The design and adaptability of the linear and rotary displacement sensors provide optimum measurement possibilities for a wide variety of applications. Our linear sensor has a travel range from less than 1 inch up to 18 inches with an accuracy of 0.005 and our rotary sensor has a range of 360º with a 0.25º accuracy. Both sensors can cover a wide range of measurements from large civil structures to the smallest test applications.
Several sensors can be multiplexed on the same fiber. The fiber can also be thousands of feet in length with no decrease in the performance of the sensor. Additionally, no external EMI/RF interference will affect the performance of the sensor, including lightning strikes. The body is available in both aluminum and stainless steel, for extreme environmental conditions. Both ends have configurable mounting options; including spherical bearings, trunnion mounting and a four-bolt pattern to secure the sensor. Other options include a spring-loaded displacement rod, rubber bellows for protection in dusty environments and a fully sealed version for submersible applications.
LCM-350 series displacement sensors are effective tools for monitoring and measuring small relative displacements or movements occurring between fixed and moving reference frames. LCM-350 sensors are optically based, utilize fiber bragg gratings, and are part of the FiberStrike suite of fiber optic sensing systems offered by Cleveland Electric Laboratories.
Sensor configurations and mounting options allow measurement of movements in any one or two axes. The unique design of LCM-350 sensors enables clear differentiation of movements in multiple axes, avoiding the limited ability inherent in some other sensor types to discriminate directions of movement. LCM-350 sensors are rugged, made of corrosion-resistant composites, and are easily installed on new structures or retrofitted to existing structures; they may be mounted using hardware or epoxy
The fiber optic accelerometer offers unmatched sensitivity and multi-sensor distributed systems with other sensors and covers a wide range of vibration measurement applications. These sensors can be used as a replacement for conventional accelerometers, while offering the added benefits of EMI immunity, robust packaging, and lightning/ corrosion resistance. Specifically designed to address challenging environments, providing the user the ability to accurately measure vibrations with frequency ranges up to 350 Hz and with the highest level of sensitivity from the industry leader in optical measurement technology.
The FiberStrike Pipeline Leak Detection system deploys a combination of fiber optic and electroacoustic technologies to accurately identify the location of a pipeline leak or crack. A “zone” is defined as the distance between any two sensor points. When any two sensors simultaneously detect a leak a determination can be made as to how far from each sensor the activity is occurring and “zero in” on the event. An unlimited number of zones may be linked together to manage vast expanses of pipeline.
A solution for Fiber Bragg Grating (FBG) monitoring of temperature, pressure, and strain parameters in outdoor or harsh environments. Ideal for fiber optic sensor monitoring in remote applications such as environmental services, critical infrastructure, geotechnical, and oil & gas.
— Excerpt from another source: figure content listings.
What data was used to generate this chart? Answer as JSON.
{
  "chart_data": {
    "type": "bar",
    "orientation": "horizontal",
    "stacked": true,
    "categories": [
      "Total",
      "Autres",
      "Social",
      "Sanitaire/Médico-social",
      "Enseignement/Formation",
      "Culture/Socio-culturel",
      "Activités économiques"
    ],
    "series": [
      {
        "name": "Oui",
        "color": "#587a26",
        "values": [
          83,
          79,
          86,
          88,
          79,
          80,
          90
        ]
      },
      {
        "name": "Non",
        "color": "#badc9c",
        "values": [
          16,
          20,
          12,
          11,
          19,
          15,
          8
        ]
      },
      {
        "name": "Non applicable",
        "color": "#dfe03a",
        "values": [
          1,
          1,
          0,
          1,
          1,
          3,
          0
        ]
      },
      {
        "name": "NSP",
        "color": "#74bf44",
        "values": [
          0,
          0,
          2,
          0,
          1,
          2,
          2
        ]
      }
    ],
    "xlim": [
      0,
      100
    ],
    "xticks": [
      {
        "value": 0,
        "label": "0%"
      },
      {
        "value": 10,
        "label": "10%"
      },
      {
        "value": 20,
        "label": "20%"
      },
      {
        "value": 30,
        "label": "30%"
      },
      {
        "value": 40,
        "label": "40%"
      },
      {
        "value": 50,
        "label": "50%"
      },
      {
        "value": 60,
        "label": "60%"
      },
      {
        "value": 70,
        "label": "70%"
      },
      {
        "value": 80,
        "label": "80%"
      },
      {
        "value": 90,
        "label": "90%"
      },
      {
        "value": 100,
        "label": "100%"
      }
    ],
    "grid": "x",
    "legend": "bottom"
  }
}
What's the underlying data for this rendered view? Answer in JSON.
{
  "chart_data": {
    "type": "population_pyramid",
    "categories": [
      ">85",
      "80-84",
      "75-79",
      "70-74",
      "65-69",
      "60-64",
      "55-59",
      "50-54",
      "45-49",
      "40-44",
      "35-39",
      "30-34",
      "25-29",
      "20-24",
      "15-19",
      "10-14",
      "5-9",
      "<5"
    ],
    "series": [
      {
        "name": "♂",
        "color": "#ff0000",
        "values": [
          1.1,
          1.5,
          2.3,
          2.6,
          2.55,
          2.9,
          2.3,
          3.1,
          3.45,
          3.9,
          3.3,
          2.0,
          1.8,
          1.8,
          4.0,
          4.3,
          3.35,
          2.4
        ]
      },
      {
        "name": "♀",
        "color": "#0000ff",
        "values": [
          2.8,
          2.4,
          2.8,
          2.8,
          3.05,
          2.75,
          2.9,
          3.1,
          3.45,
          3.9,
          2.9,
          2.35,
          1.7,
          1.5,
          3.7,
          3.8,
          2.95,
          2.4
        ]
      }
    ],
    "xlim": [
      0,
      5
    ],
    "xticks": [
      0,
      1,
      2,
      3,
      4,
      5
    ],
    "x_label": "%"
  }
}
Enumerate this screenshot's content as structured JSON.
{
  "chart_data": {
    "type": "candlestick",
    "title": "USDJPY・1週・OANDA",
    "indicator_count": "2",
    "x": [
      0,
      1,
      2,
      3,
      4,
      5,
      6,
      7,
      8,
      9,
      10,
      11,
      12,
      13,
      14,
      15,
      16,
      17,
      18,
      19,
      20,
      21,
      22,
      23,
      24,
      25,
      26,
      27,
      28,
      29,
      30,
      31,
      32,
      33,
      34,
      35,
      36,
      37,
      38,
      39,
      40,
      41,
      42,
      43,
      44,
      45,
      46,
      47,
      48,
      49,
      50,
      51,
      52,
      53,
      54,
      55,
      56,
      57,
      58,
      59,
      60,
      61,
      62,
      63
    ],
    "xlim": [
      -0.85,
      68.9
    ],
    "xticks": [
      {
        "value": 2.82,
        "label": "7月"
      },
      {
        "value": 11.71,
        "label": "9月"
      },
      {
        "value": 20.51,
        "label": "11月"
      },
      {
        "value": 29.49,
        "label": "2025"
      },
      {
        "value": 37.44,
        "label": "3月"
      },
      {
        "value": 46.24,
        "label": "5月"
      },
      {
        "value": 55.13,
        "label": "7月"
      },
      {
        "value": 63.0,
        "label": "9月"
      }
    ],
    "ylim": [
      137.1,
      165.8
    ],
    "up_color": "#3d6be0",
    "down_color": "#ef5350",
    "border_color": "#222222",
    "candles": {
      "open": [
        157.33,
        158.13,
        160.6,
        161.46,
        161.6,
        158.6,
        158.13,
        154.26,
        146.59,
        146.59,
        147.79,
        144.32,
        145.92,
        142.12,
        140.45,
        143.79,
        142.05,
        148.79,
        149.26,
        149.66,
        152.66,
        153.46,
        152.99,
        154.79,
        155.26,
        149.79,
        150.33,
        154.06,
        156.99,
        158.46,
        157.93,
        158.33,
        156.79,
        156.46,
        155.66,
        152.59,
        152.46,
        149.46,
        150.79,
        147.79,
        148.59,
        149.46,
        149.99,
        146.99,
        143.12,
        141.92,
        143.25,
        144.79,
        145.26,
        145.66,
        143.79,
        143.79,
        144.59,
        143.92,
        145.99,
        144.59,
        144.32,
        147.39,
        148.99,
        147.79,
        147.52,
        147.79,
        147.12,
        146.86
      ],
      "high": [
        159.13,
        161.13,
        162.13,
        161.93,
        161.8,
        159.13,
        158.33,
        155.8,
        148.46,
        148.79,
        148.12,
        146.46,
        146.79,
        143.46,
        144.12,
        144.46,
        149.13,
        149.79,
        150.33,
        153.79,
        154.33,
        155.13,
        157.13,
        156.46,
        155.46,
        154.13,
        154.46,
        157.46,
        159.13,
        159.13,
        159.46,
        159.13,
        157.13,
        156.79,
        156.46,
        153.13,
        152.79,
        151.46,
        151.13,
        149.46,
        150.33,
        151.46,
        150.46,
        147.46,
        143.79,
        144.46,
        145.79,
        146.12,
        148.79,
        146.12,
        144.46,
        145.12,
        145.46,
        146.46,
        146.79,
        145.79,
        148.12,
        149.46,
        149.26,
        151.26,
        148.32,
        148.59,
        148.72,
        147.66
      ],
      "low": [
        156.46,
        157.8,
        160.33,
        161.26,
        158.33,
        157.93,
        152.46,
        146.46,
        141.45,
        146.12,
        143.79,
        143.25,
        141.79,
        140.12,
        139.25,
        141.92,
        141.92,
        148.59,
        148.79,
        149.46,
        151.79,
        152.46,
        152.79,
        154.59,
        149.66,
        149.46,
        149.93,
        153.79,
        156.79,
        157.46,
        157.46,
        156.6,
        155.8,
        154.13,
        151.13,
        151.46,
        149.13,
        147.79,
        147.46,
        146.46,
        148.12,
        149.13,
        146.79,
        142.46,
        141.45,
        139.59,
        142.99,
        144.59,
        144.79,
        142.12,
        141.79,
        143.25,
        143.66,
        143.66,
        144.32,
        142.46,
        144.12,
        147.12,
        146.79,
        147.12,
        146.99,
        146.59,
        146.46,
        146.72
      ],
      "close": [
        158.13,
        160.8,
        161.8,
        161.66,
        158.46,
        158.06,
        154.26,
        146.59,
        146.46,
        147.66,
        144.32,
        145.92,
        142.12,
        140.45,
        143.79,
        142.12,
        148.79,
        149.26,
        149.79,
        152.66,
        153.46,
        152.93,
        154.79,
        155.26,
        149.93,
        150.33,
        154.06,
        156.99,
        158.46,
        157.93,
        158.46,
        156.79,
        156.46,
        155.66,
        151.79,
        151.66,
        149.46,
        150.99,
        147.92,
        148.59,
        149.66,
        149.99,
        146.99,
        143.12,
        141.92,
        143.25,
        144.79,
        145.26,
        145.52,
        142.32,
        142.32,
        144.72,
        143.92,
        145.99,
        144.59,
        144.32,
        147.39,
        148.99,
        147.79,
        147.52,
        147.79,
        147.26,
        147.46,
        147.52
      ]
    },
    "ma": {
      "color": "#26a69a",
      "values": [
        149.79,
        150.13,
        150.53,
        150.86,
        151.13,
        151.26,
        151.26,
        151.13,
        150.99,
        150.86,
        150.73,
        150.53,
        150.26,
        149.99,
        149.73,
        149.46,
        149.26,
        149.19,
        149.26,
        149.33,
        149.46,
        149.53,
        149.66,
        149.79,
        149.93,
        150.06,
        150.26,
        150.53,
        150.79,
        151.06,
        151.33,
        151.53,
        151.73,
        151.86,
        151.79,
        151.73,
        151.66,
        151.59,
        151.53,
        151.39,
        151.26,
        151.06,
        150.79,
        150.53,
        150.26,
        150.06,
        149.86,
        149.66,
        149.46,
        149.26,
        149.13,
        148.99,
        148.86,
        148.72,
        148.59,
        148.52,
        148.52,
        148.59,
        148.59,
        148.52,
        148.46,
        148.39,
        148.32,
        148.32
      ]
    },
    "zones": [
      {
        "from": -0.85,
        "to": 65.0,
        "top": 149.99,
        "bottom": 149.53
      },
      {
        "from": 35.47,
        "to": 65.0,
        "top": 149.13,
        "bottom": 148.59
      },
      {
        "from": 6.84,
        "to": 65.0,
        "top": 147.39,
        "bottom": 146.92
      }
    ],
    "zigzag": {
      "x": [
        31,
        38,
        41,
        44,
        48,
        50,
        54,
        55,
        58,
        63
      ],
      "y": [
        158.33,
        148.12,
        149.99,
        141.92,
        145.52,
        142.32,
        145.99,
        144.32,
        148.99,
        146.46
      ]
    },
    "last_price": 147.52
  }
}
The fiber inspection scope series is designed to meet the demands of telecommunication installers. Our handheld fiber inspection scope provides a crystal-clear view of both the cladding and core of a fiber connector end-face to locate defects or contamination. Our standard scope includes a universal 2.5mm adapter that accepts SC, ST, or FC connectors in either an APC or UPC configuration. Easily swappable knurl adapters are also available for viewing 1.25mm UPC/APC Universal (LC and MU) and E2000 connectors.